Kaleidoscope: In-language Exams for Massively Multilingual Vision Evaluation

ICLR 2026 Conference SubmissionAnonymous Authors
multilingual benchmarksvision-language modelsmultimodal evaluationcultural diversitylow-resource languagesmachine learning evaluation
Abstract:

The evaluation of vision-language models (VLMs) has mainly relied on English-language benchmarks, leaving significant gaps in both multilingual and multicultural coverage. While multilingual benchmarks have expanded, both in size and language, many rely on translations of English datasets, failing to capture cultural nuances. In this work, we propose Kaleidoscope, as the most comprehensive exam benchmark to date for the multilingual evaluation of vision-language models. Kaleidoscope is a large-scale, in-language multimodal benchmark designed to evaluate VLMs across diverse languages and visual inputs. Kaleidoscope covers 18 languages and 14 different subjects, amounting to a total of 20,911 multiple-choice questions. Built through an open science collaboration with a diverse group of researchers worldwide, Kaleidoscope ensures linguistic and cultural authenticity. We evaluate top-performing multilingual vision-language models and find that they perform poorly on low-resource languages and in complex multimodal scenarios. Our results highlight the need for progress on culturally inclusive multimodal evaluation frameworks.

Disclaimer
This report is AI-GENERATED using Large Language Models and WisPaper (A scholar search engine). It analyzes academic papers' tasks and contributions against retrieved prior work. While this system identifies POTENTIAL overlaps and novel directions, ITS COVERAGE IS NOT EXHAUSTIVE AND JUDGMENTS ARE APPROXIMATE. These results are intended to assist human reviewers and SHOULD NOT be relied upon as a definitive verdict on novelty.
NOTE that some papers exist in multiple, slightly different versions (e.g., with different titles or URLs).

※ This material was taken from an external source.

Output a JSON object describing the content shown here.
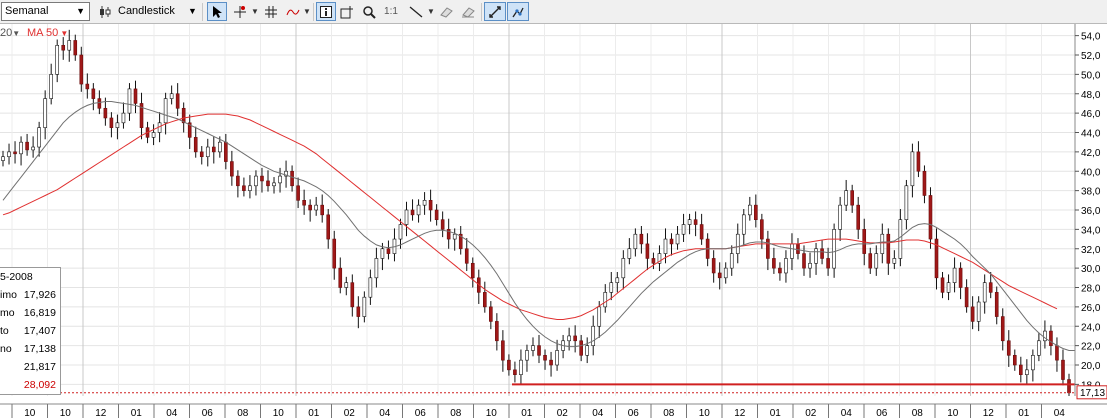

The system may retrieve several versions of the same underlying work. The current automated pipeline does not reliably align or distinguish these cases, so human reviewers will need to disambiguate them manually.
If you have any questions, please contact: mingzhang23@m.fudan.edu.cn

Overview

Overall Novelty Assessment

The paper introduces Kaleidoscope, a large-scale multilingual multimodal benchmark spanning 18 languages and 14 subjects with over 20,000 multiple-choice questions. It resides in the Comprehensive Multilingual Multimodal Benchmarks leaf, which contains six papers including Exams-V, M3exam, and M4u. This leaf represents one of the most active research directions in the taxonomy, reflecting sustained community interest in holistic evaluation frameworks that stress-test vision-language models across diverse linguistic and task contexts rather than narrow domain-specific assessments.

The taxonomy reveals that Kaleidoscope sits within the broader Evaluation Benchmarks and Datasets branch, which also includes Task-Specific Evaluation Benchmarks (focused on VQA, retrieval, or document comprehension) and Cultural and Linguistic Diversity Benchmarks (emphasizing region-specific visual contexts). Neighboring branches address Model Architecture and Training Approaches and Cross-Lingual Adaptation Methods, indicating that the field balances benchmark creation with model development. Kaleidoscope's emphasis on in-language data collection and cultural authenticity aligns it more closely with the Cultural and Linguistic Diversity leaf than with translation-based benchmarks, though it remains classified under comprehensive evaluation due to its multi-subject scope.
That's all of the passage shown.